Agencies, Courts, First Principles, and the Rule of Law
34 Pages Posted: 10 Sep 2018
Date Written: June 1, 2018
Abstract
An inherent tension exists between the roles of agencies and courts in administrative enforcement cases. Those cases are initiated by agencies to enforce the statutes and regulations they administer but are then subject to judicial review by courts. Agencies tend to focus on creating and then implementing administrative enforcement systems that produce consistent results pursuant to the agency’s bureaucratic processes and informed by the agency’s expertise.

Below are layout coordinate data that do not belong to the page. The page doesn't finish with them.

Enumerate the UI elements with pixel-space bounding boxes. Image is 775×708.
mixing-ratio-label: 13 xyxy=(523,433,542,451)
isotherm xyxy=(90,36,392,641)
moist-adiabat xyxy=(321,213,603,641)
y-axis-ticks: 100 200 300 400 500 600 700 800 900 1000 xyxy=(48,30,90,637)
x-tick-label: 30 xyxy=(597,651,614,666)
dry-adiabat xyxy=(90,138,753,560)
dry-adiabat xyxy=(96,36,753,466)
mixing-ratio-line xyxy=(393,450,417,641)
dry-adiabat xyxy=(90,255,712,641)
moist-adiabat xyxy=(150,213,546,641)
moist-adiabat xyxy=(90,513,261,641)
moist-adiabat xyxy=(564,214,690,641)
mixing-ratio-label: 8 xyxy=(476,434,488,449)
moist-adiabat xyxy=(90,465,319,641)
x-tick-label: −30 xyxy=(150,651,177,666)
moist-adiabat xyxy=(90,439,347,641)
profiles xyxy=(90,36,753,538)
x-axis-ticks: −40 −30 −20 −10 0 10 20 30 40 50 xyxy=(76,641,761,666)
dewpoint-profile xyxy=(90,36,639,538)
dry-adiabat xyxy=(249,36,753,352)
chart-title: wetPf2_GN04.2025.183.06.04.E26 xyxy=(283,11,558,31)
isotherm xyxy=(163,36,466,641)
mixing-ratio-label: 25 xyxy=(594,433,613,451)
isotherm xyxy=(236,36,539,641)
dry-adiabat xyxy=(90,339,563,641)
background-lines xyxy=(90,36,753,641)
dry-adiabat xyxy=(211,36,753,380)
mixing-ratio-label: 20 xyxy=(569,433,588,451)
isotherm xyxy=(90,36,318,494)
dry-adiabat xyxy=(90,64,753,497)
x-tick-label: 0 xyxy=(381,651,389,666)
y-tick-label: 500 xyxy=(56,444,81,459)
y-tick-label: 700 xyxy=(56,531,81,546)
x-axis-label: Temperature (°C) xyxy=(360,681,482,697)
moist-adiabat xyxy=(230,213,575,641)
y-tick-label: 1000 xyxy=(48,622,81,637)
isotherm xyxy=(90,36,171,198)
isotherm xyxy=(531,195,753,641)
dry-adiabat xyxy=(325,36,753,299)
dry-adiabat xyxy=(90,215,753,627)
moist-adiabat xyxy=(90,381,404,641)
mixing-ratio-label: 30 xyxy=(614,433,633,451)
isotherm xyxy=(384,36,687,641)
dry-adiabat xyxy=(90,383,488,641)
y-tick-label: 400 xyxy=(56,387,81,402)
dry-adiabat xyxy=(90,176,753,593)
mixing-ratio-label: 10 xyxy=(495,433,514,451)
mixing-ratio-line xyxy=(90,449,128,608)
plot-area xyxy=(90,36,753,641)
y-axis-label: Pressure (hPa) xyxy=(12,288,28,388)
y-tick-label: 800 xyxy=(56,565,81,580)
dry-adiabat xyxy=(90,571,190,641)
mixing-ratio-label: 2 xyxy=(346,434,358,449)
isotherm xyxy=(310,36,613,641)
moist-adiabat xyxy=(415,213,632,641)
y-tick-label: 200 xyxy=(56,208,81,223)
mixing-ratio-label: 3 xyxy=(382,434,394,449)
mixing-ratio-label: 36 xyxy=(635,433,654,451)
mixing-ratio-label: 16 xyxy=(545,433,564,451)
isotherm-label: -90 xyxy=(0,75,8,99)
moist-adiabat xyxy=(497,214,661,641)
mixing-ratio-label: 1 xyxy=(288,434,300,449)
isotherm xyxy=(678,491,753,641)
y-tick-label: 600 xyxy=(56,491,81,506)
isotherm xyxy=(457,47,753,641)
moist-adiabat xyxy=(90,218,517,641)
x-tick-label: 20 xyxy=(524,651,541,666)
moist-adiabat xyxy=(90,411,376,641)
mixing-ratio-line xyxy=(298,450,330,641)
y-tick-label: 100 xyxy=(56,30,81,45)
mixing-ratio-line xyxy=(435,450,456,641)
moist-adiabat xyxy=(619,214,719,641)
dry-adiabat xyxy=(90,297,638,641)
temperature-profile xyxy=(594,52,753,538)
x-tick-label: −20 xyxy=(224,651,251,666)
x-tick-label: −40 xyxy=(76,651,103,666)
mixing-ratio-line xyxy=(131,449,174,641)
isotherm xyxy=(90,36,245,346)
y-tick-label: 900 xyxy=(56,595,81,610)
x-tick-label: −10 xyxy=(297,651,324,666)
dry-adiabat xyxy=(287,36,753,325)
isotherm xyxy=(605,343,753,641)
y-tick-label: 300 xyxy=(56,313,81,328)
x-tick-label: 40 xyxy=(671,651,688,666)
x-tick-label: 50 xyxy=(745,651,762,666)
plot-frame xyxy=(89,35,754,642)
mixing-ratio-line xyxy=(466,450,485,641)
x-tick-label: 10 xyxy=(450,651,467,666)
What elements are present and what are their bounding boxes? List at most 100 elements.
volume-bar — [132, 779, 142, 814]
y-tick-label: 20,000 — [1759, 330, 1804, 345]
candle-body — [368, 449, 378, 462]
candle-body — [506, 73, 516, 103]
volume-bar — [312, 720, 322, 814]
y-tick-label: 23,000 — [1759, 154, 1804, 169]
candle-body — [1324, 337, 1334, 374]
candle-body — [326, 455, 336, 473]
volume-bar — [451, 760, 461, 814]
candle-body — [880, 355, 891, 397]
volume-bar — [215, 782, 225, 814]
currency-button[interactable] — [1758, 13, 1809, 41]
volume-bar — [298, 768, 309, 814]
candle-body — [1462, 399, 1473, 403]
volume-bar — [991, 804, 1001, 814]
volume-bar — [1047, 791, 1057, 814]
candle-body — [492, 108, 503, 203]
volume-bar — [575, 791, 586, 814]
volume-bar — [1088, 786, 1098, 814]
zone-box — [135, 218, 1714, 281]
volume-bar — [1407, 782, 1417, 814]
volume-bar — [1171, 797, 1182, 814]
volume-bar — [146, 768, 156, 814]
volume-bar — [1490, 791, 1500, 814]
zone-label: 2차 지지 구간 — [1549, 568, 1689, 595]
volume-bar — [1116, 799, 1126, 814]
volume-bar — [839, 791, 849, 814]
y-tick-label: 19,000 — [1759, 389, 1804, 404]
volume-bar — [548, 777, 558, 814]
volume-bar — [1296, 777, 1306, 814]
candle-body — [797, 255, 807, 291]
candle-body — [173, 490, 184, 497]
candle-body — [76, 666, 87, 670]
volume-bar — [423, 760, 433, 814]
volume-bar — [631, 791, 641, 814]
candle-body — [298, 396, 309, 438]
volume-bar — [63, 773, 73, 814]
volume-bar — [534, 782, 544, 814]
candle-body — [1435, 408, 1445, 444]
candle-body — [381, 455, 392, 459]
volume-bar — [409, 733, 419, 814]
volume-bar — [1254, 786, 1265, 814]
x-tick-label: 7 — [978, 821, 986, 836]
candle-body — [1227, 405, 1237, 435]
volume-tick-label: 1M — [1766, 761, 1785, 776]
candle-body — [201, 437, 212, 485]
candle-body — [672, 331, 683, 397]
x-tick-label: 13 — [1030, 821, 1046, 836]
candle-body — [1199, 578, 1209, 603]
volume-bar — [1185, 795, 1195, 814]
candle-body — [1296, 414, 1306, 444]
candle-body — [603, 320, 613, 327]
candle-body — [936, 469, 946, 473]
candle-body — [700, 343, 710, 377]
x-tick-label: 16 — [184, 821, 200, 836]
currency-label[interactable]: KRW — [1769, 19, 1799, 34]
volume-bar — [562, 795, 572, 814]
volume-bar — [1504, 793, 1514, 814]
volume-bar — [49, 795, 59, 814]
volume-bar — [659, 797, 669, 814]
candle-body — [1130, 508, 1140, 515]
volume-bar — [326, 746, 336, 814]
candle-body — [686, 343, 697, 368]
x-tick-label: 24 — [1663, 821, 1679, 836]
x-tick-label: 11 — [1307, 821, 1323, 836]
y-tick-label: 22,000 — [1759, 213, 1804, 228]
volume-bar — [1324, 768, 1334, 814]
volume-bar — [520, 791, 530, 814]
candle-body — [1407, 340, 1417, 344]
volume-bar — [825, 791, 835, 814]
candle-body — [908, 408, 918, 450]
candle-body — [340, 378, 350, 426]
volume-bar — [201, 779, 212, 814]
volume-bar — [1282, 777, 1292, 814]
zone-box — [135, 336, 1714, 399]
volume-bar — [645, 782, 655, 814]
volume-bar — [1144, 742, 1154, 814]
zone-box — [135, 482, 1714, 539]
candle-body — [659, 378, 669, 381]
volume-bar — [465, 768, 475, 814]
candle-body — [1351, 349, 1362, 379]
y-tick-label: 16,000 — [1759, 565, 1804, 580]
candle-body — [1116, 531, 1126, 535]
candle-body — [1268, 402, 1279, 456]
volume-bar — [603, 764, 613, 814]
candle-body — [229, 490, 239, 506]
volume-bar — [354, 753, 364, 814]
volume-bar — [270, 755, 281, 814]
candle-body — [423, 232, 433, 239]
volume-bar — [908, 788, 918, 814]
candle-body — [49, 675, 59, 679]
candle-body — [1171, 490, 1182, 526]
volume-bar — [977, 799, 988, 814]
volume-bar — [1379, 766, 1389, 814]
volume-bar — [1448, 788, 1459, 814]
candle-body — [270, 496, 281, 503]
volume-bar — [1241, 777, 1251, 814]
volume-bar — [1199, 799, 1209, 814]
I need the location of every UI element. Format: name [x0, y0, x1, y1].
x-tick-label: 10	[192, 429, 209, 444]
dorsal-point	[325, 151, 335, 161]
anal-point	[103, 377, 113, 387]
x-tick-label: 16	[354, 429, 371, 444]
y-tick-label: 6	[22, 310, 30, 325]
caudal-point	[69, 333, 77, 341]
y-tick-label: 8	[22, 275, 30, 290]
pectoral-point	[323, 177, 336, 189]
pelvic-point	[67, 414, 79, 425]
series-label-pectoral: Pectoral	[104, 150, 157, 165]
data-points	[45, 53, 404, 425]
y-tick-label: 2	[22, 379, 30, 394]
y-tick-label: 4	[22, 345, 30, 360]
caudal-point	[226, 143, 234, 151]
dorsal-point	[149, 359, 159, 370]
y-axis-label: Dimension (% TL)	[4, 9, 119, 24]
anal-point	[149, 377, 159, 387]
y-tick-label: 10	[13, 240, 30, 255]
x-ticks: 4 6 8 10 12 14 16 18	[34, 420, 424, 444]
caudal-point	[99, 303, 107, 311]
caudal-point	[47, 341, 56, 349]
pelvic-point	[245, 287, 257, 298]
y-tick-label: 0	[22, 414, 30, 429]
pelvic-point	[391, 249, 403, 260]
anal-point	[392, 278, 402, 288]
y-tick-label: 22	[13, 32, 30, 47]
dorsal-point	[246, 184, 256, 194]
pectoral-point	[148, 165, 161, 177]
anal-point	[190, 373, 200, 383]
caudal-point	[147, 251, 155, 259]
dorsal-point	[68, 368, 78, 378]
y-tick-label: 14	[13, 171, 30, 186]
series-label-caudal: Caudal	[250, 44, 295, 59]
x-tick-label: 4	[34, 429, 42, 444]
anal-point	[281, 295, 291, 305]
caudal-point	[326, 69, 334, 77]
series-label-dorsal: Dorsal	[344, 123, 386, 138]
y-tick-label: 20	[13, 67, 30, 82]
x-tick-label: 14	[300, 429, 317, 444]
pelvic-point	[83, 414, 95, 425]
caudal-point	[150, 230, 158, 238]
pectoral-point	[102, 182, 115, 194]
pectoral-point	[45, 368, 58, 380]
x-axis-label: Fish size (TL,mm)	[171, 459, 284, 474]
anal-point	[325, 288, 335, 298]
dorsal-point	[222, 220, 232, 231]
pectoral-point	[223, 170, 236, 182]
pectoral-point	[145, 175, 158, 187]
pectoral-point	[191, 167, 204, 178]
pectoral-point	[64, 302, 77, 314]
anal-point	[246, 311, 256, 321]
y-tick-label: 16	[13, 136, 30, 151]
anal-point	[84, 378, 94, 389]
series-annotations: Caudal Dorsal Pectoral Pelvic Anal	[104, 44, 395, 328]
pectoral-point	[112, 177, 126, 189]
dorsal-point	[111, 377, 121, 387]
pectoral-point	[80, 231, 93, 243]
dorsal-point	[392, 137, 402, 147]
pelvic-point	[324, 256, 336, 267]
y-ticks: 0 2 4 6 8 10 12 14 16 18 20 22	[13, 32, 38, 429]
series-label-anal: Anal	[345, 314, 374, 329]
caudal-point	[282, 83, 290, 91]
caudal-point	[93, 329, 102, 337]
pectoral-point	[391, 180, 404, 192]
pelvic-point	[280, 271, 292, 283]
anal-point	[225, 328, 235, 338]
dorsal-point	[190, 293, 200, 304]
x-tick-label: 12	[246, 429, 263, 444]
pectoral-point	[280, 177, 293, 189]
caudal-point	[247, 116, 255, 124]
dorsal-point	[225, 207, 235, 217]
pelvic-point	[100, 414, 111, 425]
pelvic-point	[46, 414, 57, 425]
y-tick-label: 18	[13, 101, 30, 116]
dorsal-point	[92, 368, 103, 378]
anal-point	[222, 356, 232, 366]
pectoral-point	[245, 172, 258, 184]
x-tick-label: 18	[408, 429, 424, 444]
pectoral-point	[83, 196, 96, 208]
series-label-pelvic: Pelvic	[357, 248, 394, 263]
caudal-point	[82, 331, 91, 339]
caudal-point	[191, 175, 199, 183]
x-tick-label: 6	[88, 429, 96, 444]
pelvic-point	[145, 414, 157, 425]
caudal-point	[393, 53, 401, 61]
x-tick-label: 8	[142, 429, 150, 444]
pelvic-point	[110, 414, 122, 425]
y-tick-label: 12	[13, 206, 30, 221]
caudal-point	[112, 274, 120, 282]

In reviewing such decisions, by contrast, courts tend to focus on ensuring that the agency’s administrative system comports with fundamental legal principles. The two roles embody different goals: for agencies, rendering predictable and consistent outcomes that achieve the goals of the statute; for courts, adhering to the values of government accountability and protection of fundamental rights. All of these goals — predictability, consistency, government accountability, protection of rights — reflect different components of the Rule of Law, the idea that legitimate authority requires certain attributes that accomplish a threshold level of fairness. Effectuating the multi-faceted Rule of Law requires creating a relationship between administrative enforcement and judicial review that fully empowers both agencies and courts to fulfill their respective roles, but without undermining the other.